Coming from a biochemical background, I initially started working on SMA because I identified SMN, or more specifically a part of the SMN protein called the Tudor domain, as a domain capable of ‘sensing’ a special protein modification termed ‘arginine methylation’. Following this discovery, we reasoned that these ‘methylated’ proteins might represent a major subset of proteins that would stop functioning normally in the absence of SMN in SMA patients, and that studying these proteins might help us gain a better understanding of what SMN does in spinal cord motor neurons and how loss of its activity leads to SMA. Although it started primarily as a scientific question, after I first attended the Annual FSMA, now Cure SMA, Research Conference back in 2002 and met with SMA kids and their families, it became clear to me that I was going to do my best to contribute my expertise towards increasing our fundamental understanding of this disease in the hope that it would help one day in the elaboration of novel therapeutic strategies.
What is your current role in SMA research?
My lab uses biochemical and cellular biology approaches, working with various models of SMA, in order to gain a better understanding of the precise function that SMN plays in spinal cord motor neuron, and how loss of that function leads to the disease. For example, we are trying to identify the other proteins and RNA molecules that SMN interacts with and controls in motor neurons, with the logic that this should give us some insights into what SMN is doing in this cell type. Then, we assess if these SMN interacting partners could represent valid targets that might be easier to manipulate than SMN itself to improve the SMA phenotype.

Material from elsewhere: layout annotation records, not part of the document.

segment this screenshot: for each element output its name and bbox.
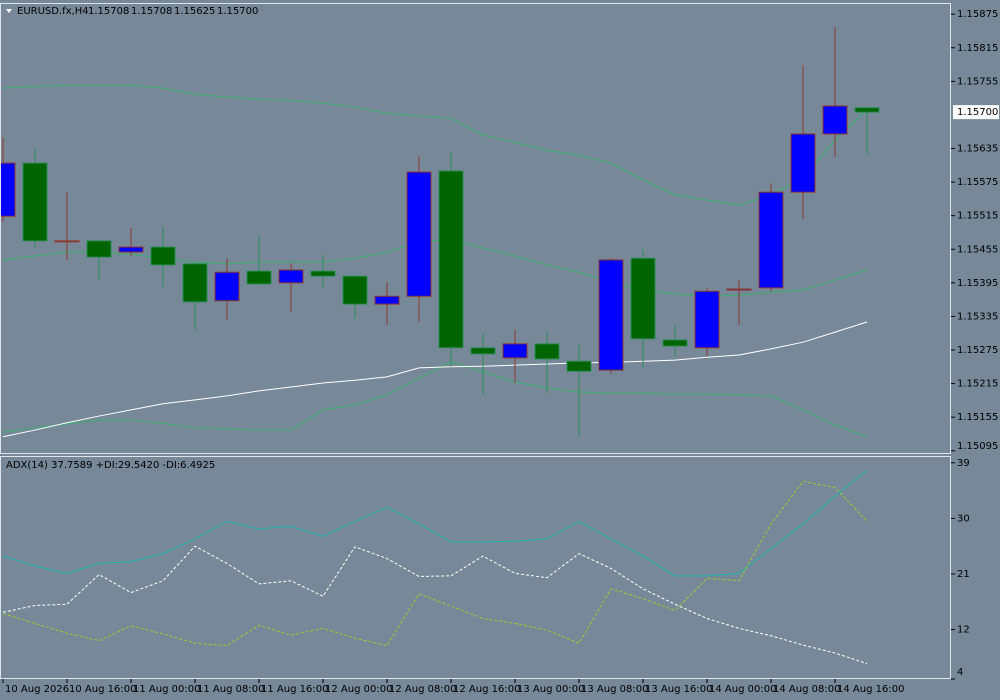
y-tick-label: 1.15095 (957, 441, 998, 452)
candle-body (854, 107, 880, 113)
candle-body (694, 290, 720, 349)
menu-triangle[interactable] (6, 9, 12, 13)
x-tick-label: 14 Aug 16:00 (837, 684, 904, 695)
x-tick-label: 14 Aug 08:00 (773, 684, 840, 695)
indicator-pane (0, 456, 951, 679)
x-tick-label: 13 Aug 00:00 (517, 684, 584, 695)
candle-body (502, 343, 528, 359)
x-tick-label: 10 Aug 2026 (5, 684, 69, 695)
x-tick-label: 11 Aug 08:00 (197, 684, 264, 695)
candle-body (182, 263, 208, 303)
y-tick-label: 1.15275 (957, 345, 998, 356)
candle-body (726, 288, 752, 291)
header-open: 1.15708 (88, 6, 129, 17)
header-high: 1.15708 (131, 6, 172, 17)
x-tick-label: 13 Aug 08:00 (581, 684, 648, 695)
x-tick-label: 13 Aug 16:00 (645, 684, 712, 695)
x-tick-label: 12 Aug 16:00 (453, 684, 520, 695)
candle-body (534, 343, 560, 360)
y-tick-label: 1.15395 (957, 278, 998, 289)
price-plot (1, 27, 880, 438)
indicator-line (2, 238, 868, 297)
y-tick-label: 1.15455 (957, 244, 998, 255)
y-tick-label: 1.15635 (957, 144, 998, 155)
candle-body (342, 275, 368, 305)
indicator-line (2, 545, 868, 665)
current-price-label: 1.15700 (957, 107, 998, 118)
y-tick-label: 1.15575 (957, 177, 998, 188)
x-tick-label: 11 Aug 00:00 (133, 684, 200, 695)
candle-body (310, 270, 336, 277)
y-tick-label: 30 (957, 513, 970, 524)
candle-body (150, 246, 176, 266)
y-tick-label: 1.15215 (957, 379, 998, 390)
candle-body (566, 360, 592, 372)
x-tick-label: 14 Aug 00:00 (709, 684, 776, 695)
indicator-line (2, 84, 868, 206)
y-tick-label: 21 (957, 569, 970, 580)
main-pane (0, 3, 951, 454)
candle-body (470, 347, 496, 355)
candle-body (86, 240, 112, 258)
indicator-line (2, 470, 868, 577)
candle-body (438, 170, 464, 349)
y-tick-label: 1.15515 (957, 211, 998, 222)
header-close: 1.15700 (217, 6, 258, 17)
y-tick-label: 1.15155 (957, 412, 998, 423)
candle-body (598, 259, 624, 371)
candle-body (790, 133, 816, 193)
candle-body (758, 191, 784, 289)
indicator-title: ADX(14) 37.7589 +DI:29.5420 -DI:6.4925 (6, 460, 215, 471)
candle-body (246, 270, 272, 285)
y-tick-label: 1.15755 (957, 76, 998, 87)
axes: 1.15875 1.15815 1.15755 1.15635 1.15575 1.155… (2, 9, 999, 695)
y-tick-label: 1.15875 (957, 9, 998, 20)
candle-body (662, 339, 688, 347)
indicator-line (2, 480, 868, 647)
indicator-line (2, 361, 868, 438)
indicator-plot (2, 470, 868, 665)
indicator-line (2, 321, 868, 438)
candle-body (822, 105, 848, 135)
x-tick-label: 11 Aug 16:00 (261, 684, 328, 695)
y-tick-label: 39 (957, 458, 970, 469)
candle-body (278, 269, 304, 284)
candle-body (118, 246, 144, 253)
current-price-box (953, 105, 999, 120)
symbol-title: EURUSD.fx,H4 (17, 6, 89, 17)
candle-body (1, 162, 16, 217)
candle-body (630, 257, 656, 340)
x-tick-label: 12 Aug 08:00 (389, 684, 456, 695)
header-low: 1.15625 (174, 6, 215, 17)
y-tick-label: 12 (957, 625, 970, 636)
candle-body (54, 240, 80, 243)
candle-body (214, 271, 240, 302)
candle-body (22, 162, 48, 242)
y-tick-label: 1.15335 (957, 311, 998, 322)
x-tick-label: 12 Aug 00:00 (325, 684, 392, 695)
candle-body (406, 171, 432, 297)
y-tick-label: 4 (957, 667, 963, 678)
candle-body (374, 295, 400, 305)
y-tick-label: 1.15815 (957, 43, 998, 54)
x-tick-label: 10 Aug 16:00 (69, 684, 136, 695)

What do you hope to learn from this research project?
We have discovered that an important regulatory protein (called CARM1) is abnormally over-expressed in SMA muscles. We propose to study how this protein may contribute to the development of the problems that are observed in SMA muscles and postulate that targeting this protein may represent a novel therapeutic strategy to complement existing approaches restoring SMN mainly in spinal cord motor neurons.
How will this project work?
We propose to use a series of biochemical, molecular and cellular approaches that will allow us to determine what pathways are affected by the abnormal expression of CARM1 in SMA muscles. We want to learn how these pathways impact normal muscle development and connection of the motor neuron with muscles and muscle function. For those experiments we are using various cell culture and mouse models of SMA, but also validating our results using SMA patient cells to ensure that our findings are relevant to the human condition.
What is the significance of your study?
With the availability of a new therapeutic options that focused on SMN restoration, it is very important to fully understand the role of SMN in all tissues, including skeletal muscle, in order to inform the development of more efficient or combinatorial therapeutic approaches. Since most of the current therapies are aimed at improving motor neuron numbers and function, it is also crucial to ensure that motor neurons can form stable, functional connections with skeletal muscle.
Basic Research Funding
This grant to Dr. Cote is part of $1,150,000 in new basic research funding that we’re currently announcing.
Basic research is the first step in our comprehensive research model. We fund basic research to investigate the biology and cause of SMA, in order to identify the most effective strategies for drug discovery. We also use this funding to develop tools that facilitate SMA research.